Envisioning Perspective

30 November -0001

In order to properly assess the security posture of any organization it is essential to first make sure you can accurately gauge the landscape. Taking stock of your assets is the first step to determining any security plan. First you have to inventory what you've got before you can begin to protect it. Discovering what servers, applications, services, devices, databases, and other assets exist within your organization can be a challenging and daunting task in and of itself. In fact, this task is often so difficult that it is a roadblock to a mature information security plan. Auditing your systems takes time and effort that is difficult to justify when the daily crisis of security are competing for attention. This step, however, is the cornerstone of a good information security plan and is absolutely essential to your success.

Polling your infrastructure takes time and patience. Fortunately there are tools that can help you. Using a network scanner, a vulnerability scanner, and other auditing tools can help you determine the extent of assets that exist within your realm of responsibility. Once these assets are identified, and only once they are completely inventoried, you can can begin planning your information security.

Armed with a complete list of assets it becomes necessary to assign value to the various components and services in your organization. Taking stock of the assets allows you to come up with a complete list from which to begin this task. Look at every aspect of your infrastructure and determine its value. The reason a complete inventory is so important at this point is because each asset will often lend value to or depend upon another asset. For instance, a certain database server might be critical to operational support of a highly valuable application or service. This elevates the value of the database server, and so on.

Once you have assigned value to your assets it becomes time to gauge risk. Gauging risk is difficult because you must take into account factors such as the motivations of malicious users. Being able to accurately determine these sorts of X factors makes this step particularly difficult. You must look at your assets and determine the likelihood of their compromise. This calculation takes into consideration particulars such as underlying operating system, quality of code, exposure over the network, and perceived value of the asset to intruders.

Gauging risk can often times be aided by auditing tools. By examining malicious traffic traversing your infrastructure it is sometimes possible to determine the most common attack vectors employed against your organization and their potential intent. By looking at malicious activity on your networks and in your logs you can often spot common patterns of attack attempts. Although these most often represent unsuccessful attempts they are instructive nonetheless. If you observe lots of attacks that seem automated and appear to target systems you don't possess it is tempting to simply discard this finding. It is important, however, to look more closely at this evidence to try and determine intent. Are attackers using automated tools to gain access to databases, to exploit web applications, to gain interactive shells?

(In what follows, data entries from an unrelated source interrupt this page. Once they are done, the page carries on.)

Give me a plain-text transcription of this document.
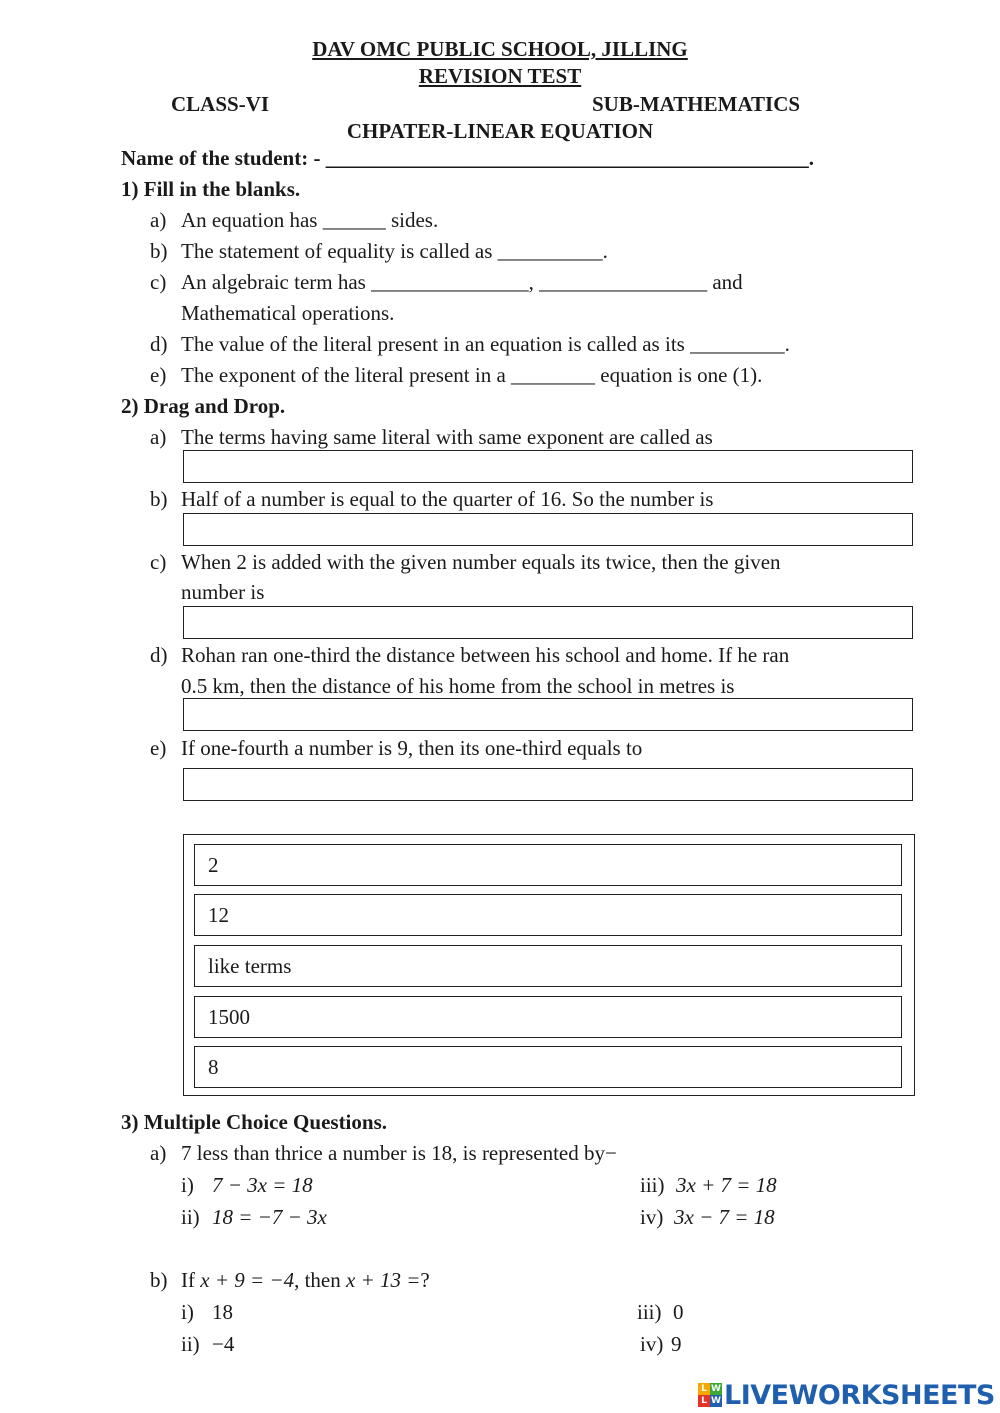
DAV OMC PUBLIC SCHOOL, JILLING
REVISION TEST
CLASS-VI	SUB-MATHEMATICS
CHPATER-LINEAR EQUATION
Name of the student: - ______________________________________________.
1) Fill in the blanks.
a) An equation has ______ sides.
b) The statement of equality is called as __________.
c) An algebraic term has _______________, ________________ and
Mathematical operations.
d) The value of the literal present in an equation is called as its _________.
e) The exponent of the literal present in a ________ equation is one (1).
2) Drag and Drop.
a) The terms having same literal with same exponent are called as
b) Half of a number is equal to the quarter of 16. So the number is
c) When 2 is added with the given number equals its twice, then the given
number is
d) Rohan ran one-third the distance between his school and home. If he ran
0.5 km, then the distance of his home from the school in metres is
e) If one-fourth a number is 9, then its one-third equals to
2
12
like terms
1500
8
3) Multiple Choice Questions.
a) 7 less than thrice a number is 18, is represented by−
i) 7 − 3x = 18
ii) 18 = −7 − 3x
iii) 3x + 7 = 18
iv) 3x − 7 = 18
b) If x + 9 = −4, then x + 13 =?
i) 18
ii) −4
iii) 0
iv) 9
L W
L W LIVEWORKSHEETS
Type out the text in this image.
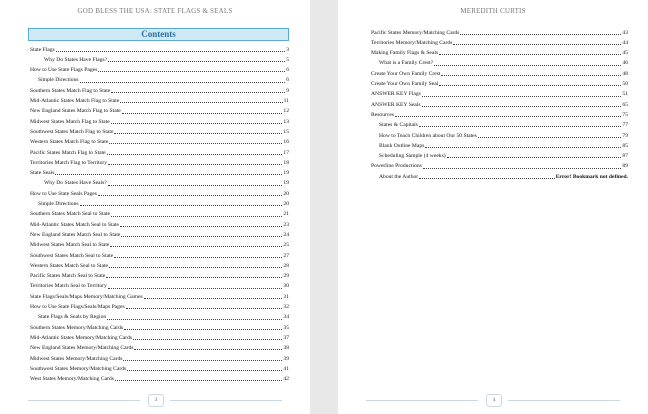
GOD BLESS THE USA: STATE FLAGS & SEALS
Contents
State Flags	3
Why Do States Have Flags?	5
How to Use State Flags Pages	6
Simple Directions	6
Southern States Match Flag to State	9
Mid-Atlantic States Match Flag to State	11
New England States Match Flag to State	12
Midwest States Match Flag to State	13
Southwest States Match Flag to State	15
Western States Match Flag to State	16
Pacific States Match Flag to State	17
Territories Match Flag to Territory	18
State Seals	19
Why Do States Have Seals?	19
How to Use State Seals Pages	20
Simple Directions	20
Southern States Match Seal to State	21
Mid-Atlantic States Match Seal to State	23
New England States Match Seal to State	24
Midwest States Match Seal to State	25
Southwest States Match Seal to State	27
Western States Match Seal to State	28
Pacific States Match Seal to State	29
Territories Match Seal to Territory	30
State Flags/Seals/Maps Memory/Matching Games	31
How to Use State Flags/Seals/Maps Pages	32
State Flags & Seals by Region	34
Southern States Memory/Matching Cards	35
Mid-Atlantic States Memory/Matching Cards	37
New England States Memory/Matching Cards	38
Midwest States Memory/Matching Cards	39
Southwest States Memory/Matching Cards	41
West States Memory/Matching Cards	42
3
MEREDITH CURTIS
Pacific States Memory/Matching Cards	43
Territories Memory/Matching Cards	44
Making Family Flags & Seals	45
What is a Family Crest?	46
Create Your Own Family Crest	48
Create Your Own Family Seal	50
ANSWER KEY Flags	51
ANSWER KEY Seals	65
Resources	75
States & Capitals	77
How to Teach Children about Our 50 States	79
Blank Outline Maps	85
Scheduling Sample (4 weeks)	87
Powerline Productions	89
About the Author	Error! Bookmark not defined.
4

The calculation of attacker intent is much more valuable than the specifics of the attack and can be used to help you calculate the risk to your assets.

Sometimes looking at such traffic and logs doesn't reveal much. You might find attackers attempting to gain access to a specific resource but be left wondering about the motivation for wanting that resource. It is in answering these sorts of questions where honeypots become invaluable. By deploying controlled environments vulnerable to known attack vectors it becomes possible to observe the intent of attackers by monitoring their activities after a successful attack. Using a honeypot you can determine if attackers seem to be trying to gain access to your resources to host service of their own, to utilize them as a platform for further attacks, or for other purposes. Understanding this post-compromise behavior can help you in two ways. It can reveal more about the motivations of the attackers threatening your systems allowing you to more accurately determine risk. It can also reveal post-compromise patterns, or attack fingerprints, that can be use to develop defensive measures or alerting processes that can be used to notify system administrators when these attack fingerprints are observed on systems (indicating an otherwise undetected compromise).

Traditional risk calculations are determined using a [ value x vulnerability = risk ]. However, by understanding an attacker's motivations you can develop a much richer understanding of the "value" component of this calculation. Although an asset might have a low value internally, it might have a high value to an attacker. A dusty Windows NT box that sits in a corner for the sole purpose of displaying a fishtank screen saver would be a low organizational value asset, but to an attacker it's a file server, or spam relay, or phishing site host, or IRC bot, or whatever. Understanding that attackers might value your assets in different ways than you might value them helps you develop a more accurate overall value rating for your asset.

Once you have determined the values of your assets, and the risk associated with each it becomes much more apparent where to deploy resources. Information security is usually underfunded and the challenges facing a security group can seem overwhelming. By allowing a calculated risk analysis to guide resource allocation you ensure that your highest value, most exposed systems, command the utmost attention. This is often instrumental in freeing security personnel from chasing the cause du jour that can make information security seem like an unending game of whack-a-mole.